West’s book is a lively introduction to someone whose writings, especially his notion of the “will to power”, have been so fatally misunderstood by a later German generation. He can hardly be blamed for the Nazis’ toxic distortion of his ideas. As West points out, Nietzsche was never a proto-Nazi: “He loathed nationalism, militarism, anti-Semitism and group-think.” His sister and her husband, a rabid anti-Semite, put together the notes that became The Will to Power after Nietzsche’s death.
Despite his enthusiasm for his subject, West is not overawed by him. He includes several humorous asides, such as “Nietzsche had much in common with Karl Marx – nationality, money problems, a duelling scar, imposing facial hair, disciples who understood the master very badly indeed…”
Shot through Get Over Yourself is Nietzsche’s loathing of Christianity.

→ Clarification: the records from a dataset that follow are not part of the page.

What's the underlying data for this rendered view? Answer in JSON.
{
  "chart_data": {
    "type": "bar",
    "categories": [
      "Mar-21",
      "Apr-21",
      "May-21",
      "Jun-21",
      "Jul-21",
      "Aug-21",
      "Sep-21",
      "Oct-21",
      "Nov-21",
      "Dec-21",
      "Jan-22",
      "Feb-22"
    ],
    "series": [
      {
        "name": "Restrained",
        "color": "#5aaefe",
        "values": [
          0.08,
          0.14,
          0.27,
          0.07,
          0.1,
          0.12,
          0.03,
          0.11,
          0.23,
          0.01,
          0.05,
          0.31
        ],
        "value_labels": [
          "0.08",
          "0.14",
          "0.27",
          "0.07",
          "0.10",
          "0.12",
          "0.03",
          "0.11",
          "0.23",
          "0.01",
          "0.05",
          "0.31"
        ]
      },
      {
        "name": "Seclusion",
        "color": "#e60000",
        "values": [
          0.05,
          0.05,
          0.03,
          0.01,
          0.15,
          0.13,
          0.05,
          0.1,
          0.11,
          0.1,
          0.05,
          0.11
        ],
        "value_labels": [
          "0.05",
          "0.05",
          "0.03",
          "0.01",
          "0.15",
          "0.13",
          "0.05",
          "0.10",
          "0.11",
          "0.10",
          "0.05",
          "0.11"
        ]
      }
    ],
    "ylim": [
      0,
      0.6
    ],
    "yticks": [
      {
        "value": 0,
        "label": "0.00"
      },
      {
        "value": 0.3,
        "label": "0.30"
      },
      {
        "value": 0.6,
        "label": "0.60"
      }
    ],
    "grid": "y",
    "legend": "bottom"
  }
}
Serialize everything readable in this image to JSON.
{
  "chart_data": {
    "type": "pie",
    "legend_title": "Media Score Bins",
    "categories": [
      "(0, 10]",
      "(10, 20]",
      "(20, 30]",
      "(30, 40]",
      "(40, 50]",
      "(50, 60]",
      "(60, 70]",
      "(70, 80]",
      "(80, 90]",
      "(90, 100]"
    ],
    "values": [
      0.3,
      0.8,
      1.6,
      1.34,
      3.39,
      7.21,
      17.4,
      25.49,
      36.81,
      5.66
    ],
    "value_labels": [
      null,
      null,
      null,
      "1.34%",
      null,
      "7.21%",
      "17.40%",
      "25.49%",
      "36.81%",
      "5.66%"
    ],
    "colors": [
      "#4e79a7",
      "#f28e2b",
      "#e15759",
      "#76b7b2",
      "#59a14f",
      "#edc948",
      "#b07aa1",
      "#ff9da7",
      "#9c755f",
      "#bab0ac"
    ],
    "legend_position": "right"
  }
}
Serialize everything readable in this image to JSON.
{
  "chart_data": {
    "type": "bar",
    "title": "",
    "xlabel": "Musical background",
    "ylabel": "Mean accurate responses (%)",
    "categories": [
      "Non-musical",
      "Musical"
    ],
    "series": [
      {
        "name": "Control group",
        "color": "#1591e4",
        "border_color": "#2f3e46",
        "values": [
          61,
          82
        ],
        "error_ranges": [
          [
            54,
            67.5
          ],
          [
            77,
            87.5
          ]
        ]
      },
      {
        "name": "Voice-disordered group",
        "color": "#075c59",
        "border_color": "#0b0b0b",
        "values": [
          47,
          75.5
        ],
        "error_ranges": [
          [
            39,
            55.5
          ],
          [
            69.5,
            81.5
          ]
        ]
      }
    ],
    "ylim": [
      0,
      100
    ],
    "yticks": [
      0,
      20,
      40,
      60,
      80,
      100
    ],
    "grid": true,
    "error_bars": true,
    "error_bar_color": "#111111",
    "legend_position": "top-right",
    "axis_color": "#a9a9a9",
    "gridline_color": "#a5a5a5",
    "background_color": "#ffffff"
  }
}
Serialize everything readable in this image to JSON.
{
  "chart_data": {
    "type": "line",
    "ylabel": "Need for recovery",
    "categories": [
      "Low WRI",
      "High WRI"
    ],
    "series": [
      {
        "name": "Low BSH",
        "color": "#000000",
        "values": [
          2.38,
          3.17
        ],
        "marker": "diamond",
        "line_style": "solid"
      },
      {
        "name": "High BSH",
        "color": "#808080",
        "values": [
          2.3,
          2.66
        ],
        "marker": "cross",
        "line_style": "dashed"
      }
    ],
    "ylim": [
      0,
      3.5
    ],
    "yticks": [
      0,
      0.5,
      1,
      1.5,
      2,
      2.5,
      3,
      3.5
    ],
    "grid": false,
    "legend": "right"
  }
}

My criticism of the book in this respect is that West doesn’t place this hatred sufficiently within the context of Nietzsche’s upbringing within a stifling, narrow-minded, Prussian Lutheranism. He saw what Matthew Arnold also observed: the hypocrisy of outwardly respectable Christian habits, but bereft of the person of Christ. Essentially he inveighed against the late 19th century’s corruption of Christianity.
Nietzsche experienced a total and incurable mental collapse on January 3, 1889 while living in Turin. Blessed Pier Giorgio Frassati was born in the same city in 1901 – the year after Nietzsche’s death. I reflect in a counter-factual way what might have happened if the brilliant, tragic, atheist philosopher had lived on and met this young man, with all his vibrant holiness and exuberant love of life. West reminds us that Nietzsche had wanted people to live “with courage and sincerity”. Frassati lived this ideal, combining it with Christian love. Therein is the true “Ubermensch”.